The specific techniques and exercises selected for the Jacked program are based on extensive research in the fields of physiology, exercise, fitness and sports medicine.  Jacked! exercises offer significant rewards while ensuring safety by focusing on  low impact, and slow movements. Jacked! is designed to constantly challenge the muscles using different tempos in muscle contraction and elongation which results in progressive increases in fitness levels.

The exercises in Jacked! are multi-joint exercises. Multi joint-exercises involve multiple muscle groups which allows us to burn more calories, lift heavier weights and get stronger, faster! Because the objective in eccentric training is to push the muscles to failure, Jacked encourages the use of heavy weights. Eccentric training demands more energy expenditure from both our anaerobic and aerobic systems; therefore, exercises are performed in exercise sets interrupted by brief periods of recovery. The standard exercise list for Jacked alternates between upper and lower body exercises,  in order to allow constant work while muscles groups recover. This format promotes greater muscle growth and reduces the risk of injury.

Each exercise in Jacked is performed for a total duration of 2-3 minutes each.  Jacked uses different tempos, but all repetitions are slow and controlled in order to break exercise plateaus, build strength and of course, burn more calories!

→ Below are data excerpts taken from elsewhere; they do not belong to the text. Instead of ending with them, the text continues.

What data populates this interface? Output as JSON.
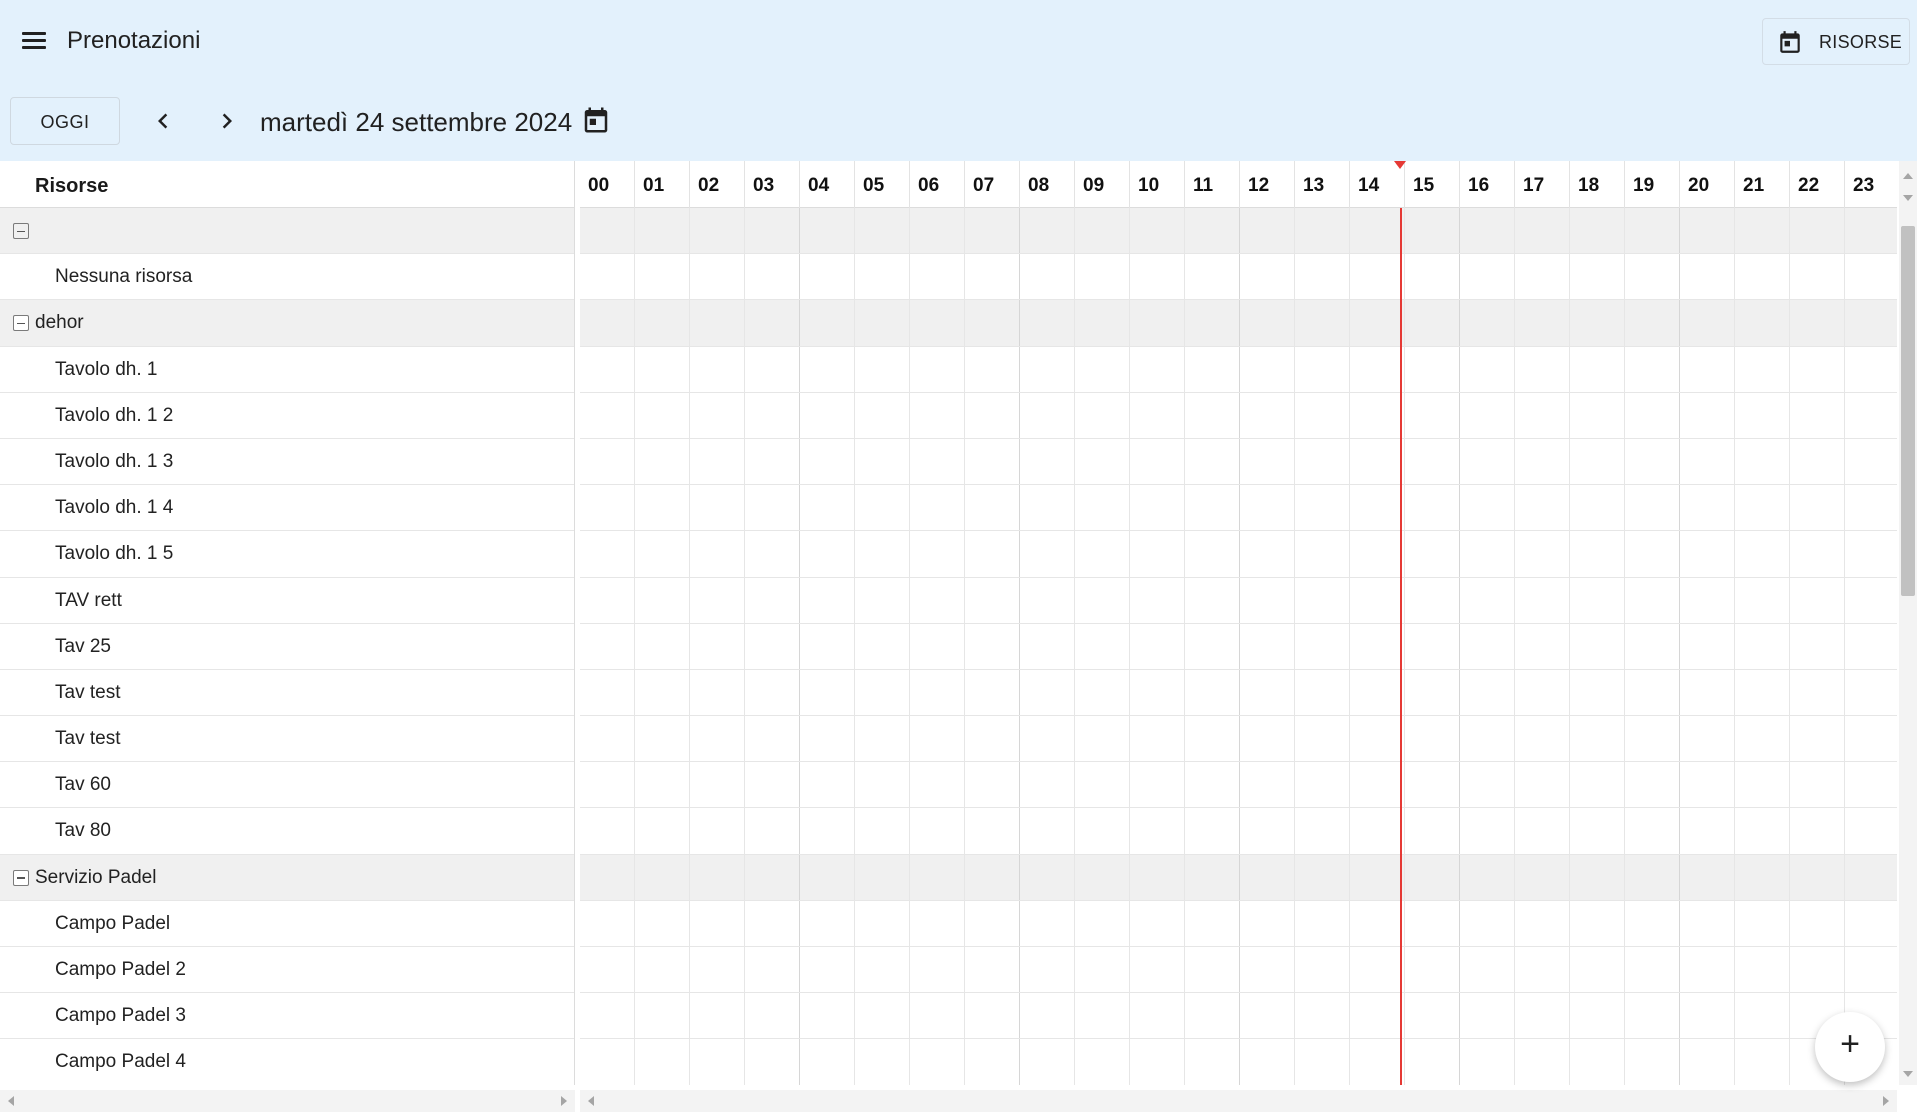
{
  "header": {
    "title": "Prenotazioni",
    "resources_button": "RISORSE",
    "menu_icon": "menu-icon",
    "calendar_icon": "calendar-icon"
  },
  "toolbar": {
    "today_button": "OGGI",
    "date_label": "martedì 24 settembre 2024"
  },
  "scheduler": {
    "resources_header": "Risorse",
    "hours": [
      "00",
      "01",
      "02",
      "03",
      "04",
      "05",
      "06",
      "07",
      "08",
      "09",
      "10",
      "11",
      "12",
      "13",
      "14",
      "15",
      "16",
      "17",
      "18",
      "19",
      "20",
      "21",
      "22",
      "23"
    ],
    "current_time_hour": 14.9,
    "rows": [
      {
        "type": "group",
        "label": ""
      },
      {
        "type": "resource",
        "label": "Nessuna risorsa"
      },
      {
        "type": "group",
        "label": "dehor"
      },
      {
        "type": "resource",
        "label": "Tavolo dh. 1"
      },
      {
        "type": "resource",
        "label": "Tavolo dh. 1 2"
      },
      {
        "type": "resource",
        "label": "Tavolo dh. 1 3"
      },
      {
        "type": "resource",
        "label": "Tavolo dh. 1 4"
      },
      {
        "type": "resource",
        "label": "Tavolo dh. 1 5"
      },
      {
        "type": "resource",
        "label": "TAV rett"
      },
      {
        "type": "resource",
        "label": "Tav 25"
      },
      {
        "type": "resource",
        "label": "Tav test"
      },
      {
        "type": "resource",
        "label": "Tav test"
      },
      {
        "type": "resource",
        "label": "Tav 60"
      },
      {
        "type": "resource",
        "label": "Tav 80"
      },
      {
        "type": "group",
        "label": "Servizio Padel"
      },
      {
        "type": "resource",
        "label": "Campo Padel"
      },
      {
        "type": "resource",
        "label": "Campo Padel 2"
      },
      {
        "type": "resource",
        "label": "Campo Padel 3"
      },
      {
        "type": "resource",
        "label": "Campo Padel 4"
      },
      {
        "type": "resource",
        "label": ""
      }
    ]
  },
  "fab": {
    "label": "+"
  },
  "colors": {
    "appbar": "#e3f1fc",
    "group_row": "#f0f0f0",
    "now_line": "#e53935"
  }
}
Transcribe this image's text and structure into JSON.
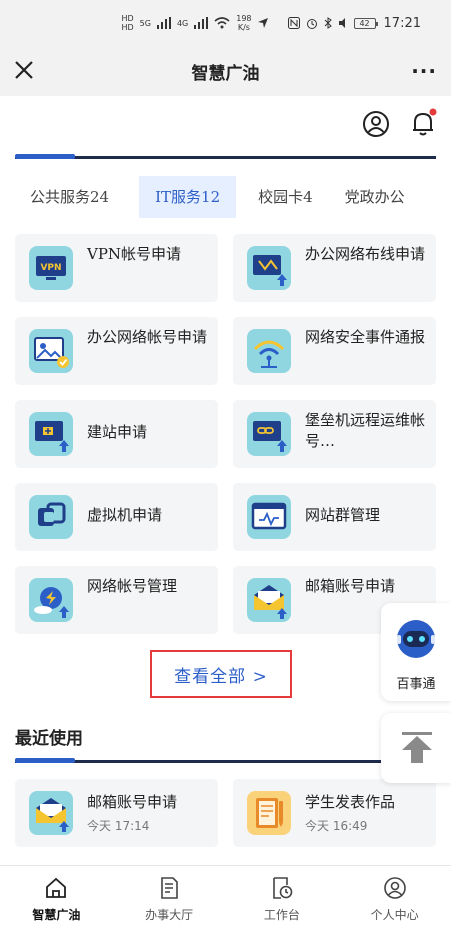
{
  "status_bar": {
    "hd1": "HD",
    "hd2": "HD",
    "net1": "5G",
    "net2": "4G",
    "speed": "198",
    "speed_unit": "K/s",
    "battery": "42",
    "time": "17:21"
  },
  "title_bar": {
    "title": "智慧广油",
    "more": "···"
  },
  "tabs": [
    {
      "label": "公共服务24"
    },
    {
      "label": "IT服务12"
    },
    {
      "label": "校园卡4"
    },
    {
      "label": "党政办公"
    }
  ],
  "services": [
    {
      "label": "VPN帐号申请",
      "icon": "vpn-icon"
    },
    {
      "label": "办公网络布线申请",
      "icon": "network-wiring-icon"
    },
    {
      "label": "办公网络帐号申请",
      "icon": "network-account-icon"
    },
    {
      "label": "网络安全事件通报",
      "icon": "wifi-alert-icon"
    },
    {
      "label": "建站申请",
      "icon": "website-build-icon"
    },
    {
      "label": "堡垒机远程运维帐号…",
      "icon": "bastion-icon"
    },
    {
      "label": "虚拟机申请",
      "icon": "vm-icon"
    },
    {
      "label": "网站群管理",
      "icon": "site-group-icon"
    },
    {
      "label": "网络帐号管理",
      "icon": "net-account-manage-icon"
    },
    {
      "label": "邮箱账号申请",
      "icon": "mail-icon"
    }
  ],
  "view_all": "查看全部 >",
  "recent": {
    "title": "最近使用",
    "items": [
      {
        "name": "邮箱账号申请",
        "time": "今天 17:14",
        "icon": "mail-icon"
      },
      {
        "name": "学生发表作品",
        "time": "今天 16:49",
        "icon": "notebook-icon"
      }
    ]
  },
  "floating": {
    "assistant": "百事通"
  },
  "bottom_nav": [
    {
      "label": "智慧广油",
      "icon": "home-icon"
    },
    {
      "label": "办事大厅",
      "icon": "document-icon"
    },
    {
      "label": "工作台",
      "icon": "workbench-icon"
    },
    {
      "label": "个人中心",
      "icon": "person-icon"
    }
  ],
  "colors": {
    "accent": "#2b5ec7",
    "highlight_box": "#e53a3a",
    "icon_bg": "#8fd6e0",
    "notification_dot": "#e53a3a"
  }
}
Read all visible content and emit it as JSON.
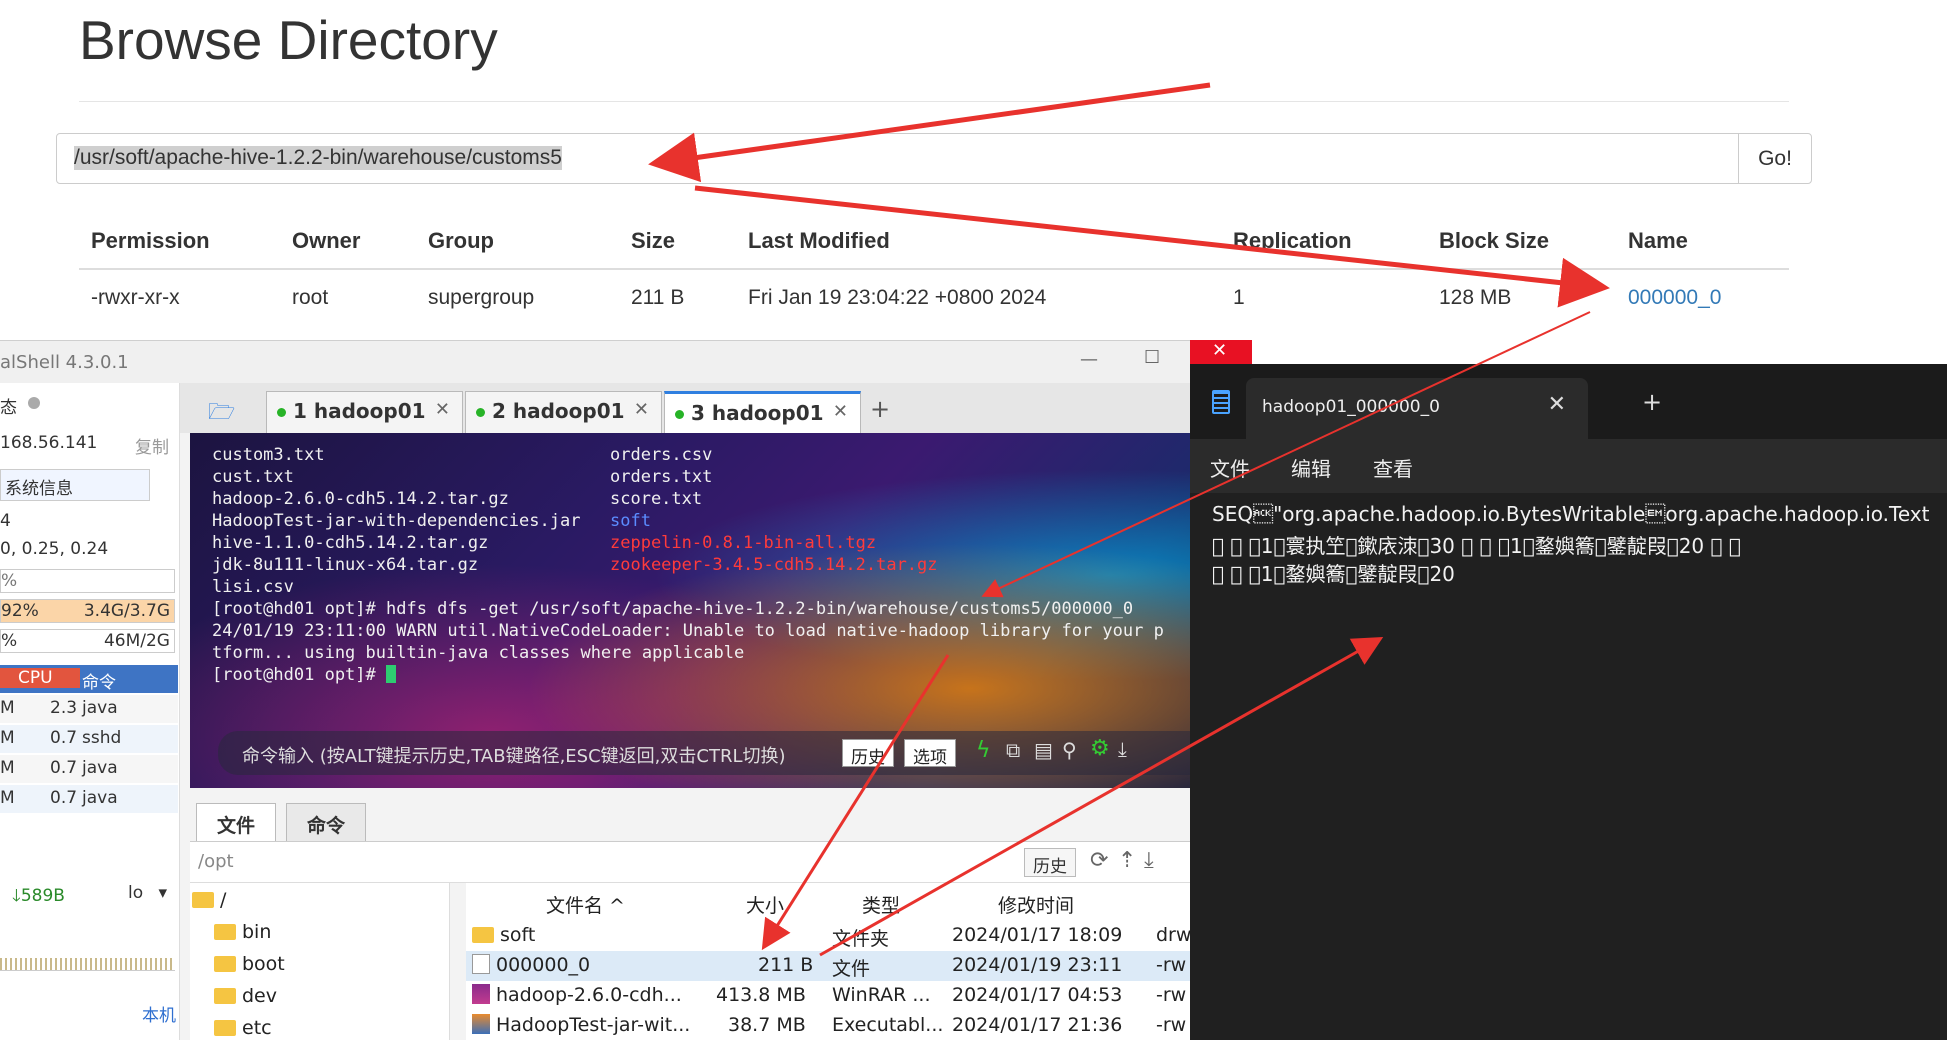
{
  "browse": {
    "title": "Browse Directory",
    "path": "/usr/soft/apache-hive-1.2.2-bin/warehouse/customs5",
    "go_label": "Go!",
    "columns": [
      "Permission",
      "Owner",
      "Group",
      "Size",
      "Last Modified",
      "Replication",
      "Block Size",
      "Name"
    ],
    "row": {
      "permission": "-rwxr-xr-x",
      "owner": "root",
      "group": "supergroup",
      "size": "211 B",
      "modified": "Fri Jan 19 23:04:22 +0800 2024",
      "replication": "1",
      "block_size": "128 MB",
      "name": "000000_0"
    }
  },
  "xshell": {
    "title": "alShell 4.3.0.1",
    "side": {
      "status": "态",
      "ip": "168.56.141",
      "copy": "复制",
      "sysinfo": "系统信息",
      "cores": "4",
      "load": "0, 0.25, 0.24",
      "cpu_pct": "%",
      "mem_pct": "92%",
      "mem": "3.4G/3.7G",
      "swap_pct": "%",
      "swap": "46M/2G",
      "col_cpu": "CPU",
      "col_cmd": "命令",
      "procs": [
        {
          "m": "M",
          "cpu": "2.3",
          "cmd": "java"
        },
        {
          "m": "M",
          "cpu": "0.7",
          "cmd": "sshd"
        },
        {
          "m": "M",
          "cpu": "0.7",
          "cmd": "java"
        },
        {
          "m": "M",
          "cpu": "0.7",
          "cmd": "java"
        }
      ],
      "net_down": "589B",
      "net_iface": "lo",
      "local": "本机"
    },
    "tabs": [
      "1 hadoop01",
      "2 hadoop01",
      "3 hadoop01"
    ],
    "terminal": {
      "left": [
        "custom3.txt",
        "cust.txt",
        "hadoop-2.6.0-cdh5.14.2.tar.gz",
        "HadoopTest-jar-with-dependencies.jar",
        "hive-1.1.0-cdh5.14.2.tar.gz",
        "jdk-8u111-linux-x64.tar.gz",
        "lisi.csv"
      ],
      "right": [
        "orders.csv",
        "orders.txt",
        "score.txt",
        "soft",
        "zeppelin-0.8.1-bin-all.tgz",
        "zookeeper-3.4.5-cdh5.14.2.tar.gz"
      ],
      "line_cmd": "[root@hd01 opt]# hdfs dfs -get /usr/soft/apache-hive-1.2.2-bin/warehouse/customs5/000000_0",
      "line_warn": "24/01/19 23:11:00 WARN util.NativeCodeLoader: Unable to load native-hadoop library for your p",
      "line_warn2": "tform... using builtin-java classes where applicable",
      "line_prompt": "[root@hd01 opt]# "
    },
    "cmd_placeholder": "命令输入 (按ALT键提示历史,TAB键路径,ESC键返回,双击CTRL切换)",
    "cmd_history": "历史",
    "cmd_options": "选项",
    "file_tabs": [
      "文件",
      "命令"
    ],
    "cur_path": "/opt",
    "history_btn": "历史",
    "tree": [
      "/",
      "bin",
      "boot",
      "dev",
      "etc"
    ],
    "file_cols": [
      "文件名 ^",
      "大小",
      "类型",
      "修改时间"
    ],
    "files": [
      {
        "name": "soft",
        "size": "",
        "type": "文件夹",
        "time": "2024/01/17 18:09",
        "perm": "drw"
      },
      {
        "name": "000000_0",
        "size": "211 B",
        "type": "文件",
        "time": "2024/01/19 23:11",
        "perm": "-rw"
      },
      {
        "name": "hadoop-2.6.0-cdh...",
        "size": "413.8 MB",
        "type": "WinRAR ...",
        "time": "2024/01/17 04:53",
        "perm": "-rw"
      },
      {
        "name": "HadoopTest-jar-wit...",
        "size": "38.7 MB",
        "type": "Executabl...",
        "time": "2024/01/17 21:36",
        "perm": "-rw"
      }
    ]
  },
  "notepad": {
    "tab_title": "hadoop01_000000_0",
    "menu": [
      "文件",
      "编辑",
      "查看"
    ],
    "lines": [
      "SEQ\u0006\"org.apache.hadoop.io.BytesWritable\u0019org.apache.hadoop.io.Text",
      "\u0000  \u0000   \u00001\u0000寰执笁\u0000鏉庡洓\u000030   \u0000  \u0000   \u00001\u0000鍪嬩簥\u0000鐾靛叚\u000020   \u0000  \u0000",
      "\u0000  \u0000   \u00001\u0000鍪嬩簥\u0000鐾靛叚\u000020"
    ]
  },
  "colors": {
    "link": "#337ab7",
    "arrow": "#e8322d",
    "terminal_red": "#ff3b3b",
    "terminal_blue": "#5b8cff"
  }
}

Jacked is the perfect addition to anyone’s exercise regime and is crucial in preventing aging related decreases in health.  Did you know that the average body loses 30% of muscle mass between ages 25-50? Another 30% is lost between ages 50-70 and another 30% between ages 70-80.  With a loss of muscle comes a loss of bone density.  A loss of muscle mass and bone density results in reduced strength, weight gain, and higher rates of falls and injuries. However, resistance training can prevent this decline,  and eccentric weight training programs like Jacked have been shown to be the most effective types of training for preventing and even reversing conditions like osteoporosis. A recent study has shown the numerous benefits of eccentric training including: Increased metabolism, increased strength, increased cardio-vascular health, increased mobility, increased bone density and strength,  improved mood regulation, improved balance, improved sleep, reduced body fat, reduced symptoms of arthritis, reduced lower back pain, and studies suggest this type of training may even help reverse conditions like diabetes (American College of Sports Medicine. “Resistance training and the older adult.” ACSM Website, n.d. Retrieved from: https://www.acsm.org/docs/currentcomments/resistancetrainingandtheoa.pdf)  

Get Ripped!  Jacked! uses the best scientific research to develop a program that uses eccentric training methods to  reduce the risk of injury while promoting  maximal outcomes in wellness. Get Jacked! today!